La fábula de la tortuga y el conejo

11 May 2017 Por Marcelo Aguaysol

La meta está más lejos de lo que se preveía. Por más que el tecnicismo intente bajarle el tono a un indicador sensible al bolsillo del consumidor, la inflación volvió a las andadas. Y no importa si es el índice general o la núcleo, aquella que no toma en cuenta ciertos factores como la estacionalidad de los precios o los reajustes en las tarifas de los servicios públicos privatizados. Tal vez la decisión de aumentar las facturas se tome en un mes determinado, pero el impacto es masivo. Trasciende el período y reduce el poder adquisitivo del salario.

Los propios datos oficiales han dado cuenta de ello. De acuerdo con el reporte difundido ayer por el Instituto Nacional de Estadística y Censos (Indec), la inflación que dejó abril ha mostrado que ese índice sigue siendo un potro sin domar y que el Gobierno nacional no ha encontrado la receta para domesticarlo. Sólo como referencia, el organismo estadístico ha medido una variación del 36,4% en los servicios y combustible para el hogar. Tal vez la explicación técnica diga que no hay que tomar esos factores para establecer, a mediano plazo, la tendencia que puede llegar a tener en los precios. No obstante, la realidad cotidiana plantea un alto costo de esas subas, que minan aún más el ingreso familiar. Con esta transición hacia una economía más normal, es posible que tengamos otro año con pautas inflacionarias por encima del 20%, pese a que la economía les ha puesto un techo del 23% a los reajustes en las remuneraciones de los consumidores.

Indudablemente, el salario sigue siendo la tortuga de la vieja fábula, mientras el conejo, de vez en cuando, sale de su cueva para desperezarse y saltar por el efecto de un sinceramiento.

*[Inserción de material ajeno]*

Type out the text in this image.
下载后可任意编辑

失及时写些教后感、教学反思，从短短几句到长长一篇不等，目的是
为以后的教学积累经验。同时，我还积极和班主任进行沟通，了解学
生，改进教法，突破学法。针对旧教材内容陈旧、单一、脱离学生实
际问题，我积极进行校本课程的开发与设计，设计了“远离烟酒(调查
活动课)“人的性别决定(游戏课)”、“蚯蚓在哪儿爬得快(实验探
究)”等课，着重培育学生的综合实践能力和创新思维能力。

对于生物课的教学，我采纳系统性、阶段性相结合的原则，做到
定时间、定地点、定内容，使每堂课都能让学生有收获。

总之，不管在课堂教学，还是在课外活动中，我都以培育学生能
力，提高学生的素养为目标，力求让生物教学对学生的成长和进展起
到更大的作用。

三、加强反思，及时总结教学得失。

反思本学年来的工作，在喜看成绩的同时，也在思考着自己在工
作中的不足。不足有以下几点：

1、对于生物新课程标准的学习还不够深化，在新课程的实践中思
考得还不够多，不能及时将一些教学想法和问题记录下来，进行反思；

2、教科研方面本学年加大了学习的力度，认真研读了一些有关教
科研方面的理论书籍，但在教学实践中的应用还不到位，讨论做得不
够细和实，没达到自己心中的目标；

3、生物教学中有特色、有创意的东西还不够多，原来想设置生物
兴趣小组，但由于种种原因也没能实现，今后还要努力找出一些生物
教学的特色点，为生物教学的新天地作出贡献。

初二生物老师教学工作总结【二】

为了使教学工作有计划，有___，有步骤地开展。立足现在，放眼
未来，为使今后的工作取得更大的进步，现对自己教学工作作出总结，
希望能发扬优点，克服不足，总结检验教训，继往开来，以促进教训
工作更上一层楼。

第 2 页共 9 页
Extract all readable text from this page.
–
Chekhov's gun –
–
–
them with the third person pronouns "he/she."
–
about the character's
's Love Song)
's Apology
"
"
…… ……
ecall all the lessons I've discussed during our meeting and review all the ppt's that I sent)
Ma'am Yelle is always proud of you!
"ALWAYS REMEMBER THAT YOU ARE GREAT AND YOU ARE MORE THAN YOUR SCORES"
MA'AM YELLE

“Los aumentos tarifarios son una causa autónoma de inflación y conspiran contra el logro del objetivo antiinflacionario. En un contexto en que el resto de los precios nominales no desciende, cada incremento en la tarifa de electricidad, gas o transporte adiciona cierto porcentaje a la inflación anual. Por ejemplo, el reciente aumento en la electricidad impactará en los guarismos de febrero, marzo y noviembre”, había advertido, en febrero pasado, el Centro de Estudios de la Nueva Economía (CENE) de la Universidad de Belgrano. Más allá de esa proyección, el propio presidente del Banco Central, Federico Sturzenegger, ha dicho, en reiteradas oportunidades, que aún confía en alcanzar la meta del 17% de variación anual de precios.

Si bien la inseguridad sigue siendo el principal problema que observan los tucumanos, en los últimos meses la situación económica ha ganado lugar en la agenda de preocupaciones ciudadanas. Por caso, un reporte de la consultora Quality reveló que un 36% de los tucumanos sondeados el mes anterior, ha respondido que le inquieta el rumbo económico, con la inflación a la cabeza, seguida de los despidos y de la desocupación. Desagregando el monitor de opinión de esa consultora, que dirige Andrea Desjardins, sostiene que la inflación es el segundo problema que está en la cabeza de los tucumanos, con un 20% de respuestas en ese sentido, sólo superado por los robos y arrebatos (26%) y por encima del desempleo y los despidos (16%). La situación tiende a pintar un panorama sombrío con el padecimiento de la industria textil. En la Casa de Gobierno temen por el futuro de Alpargatas y por eso, cada tanto, funcionarios hablan con ejecutivos de la firma en pos de conservar la fuente laboral en esa emblemática fábrica ubicada en Aguilares.

La economía le pone un ancla al talante del votante. La Casa Rosada lo sabe y, por esa razón, busca la forma de instalar cuestiones como la grieta. El Gobierno nacional no le encuentra la vuelta a una inflación que, si bien no está desbocada, genera dolores de cabeza al intento de encarrilar la actividad. Dentro de dos meses, Tucumán puede sumarse a la medición nacional. Los precios locales siguen la tendencia del país.

Mientras persistan estos indicadores resultará cuesta arriba bajar los índices de pobreza. Precisamente la inflación se alimenta de la necesidad de los que menos tienen. Los precios de la canasta familiar resultan inalcanzables para un 30% de la población. Reunir unos $ 12.000 al mes no es tan sencillo. Administrarlo mucho menos, si es que el sinceramiento en los precios no le da un respiro al salario.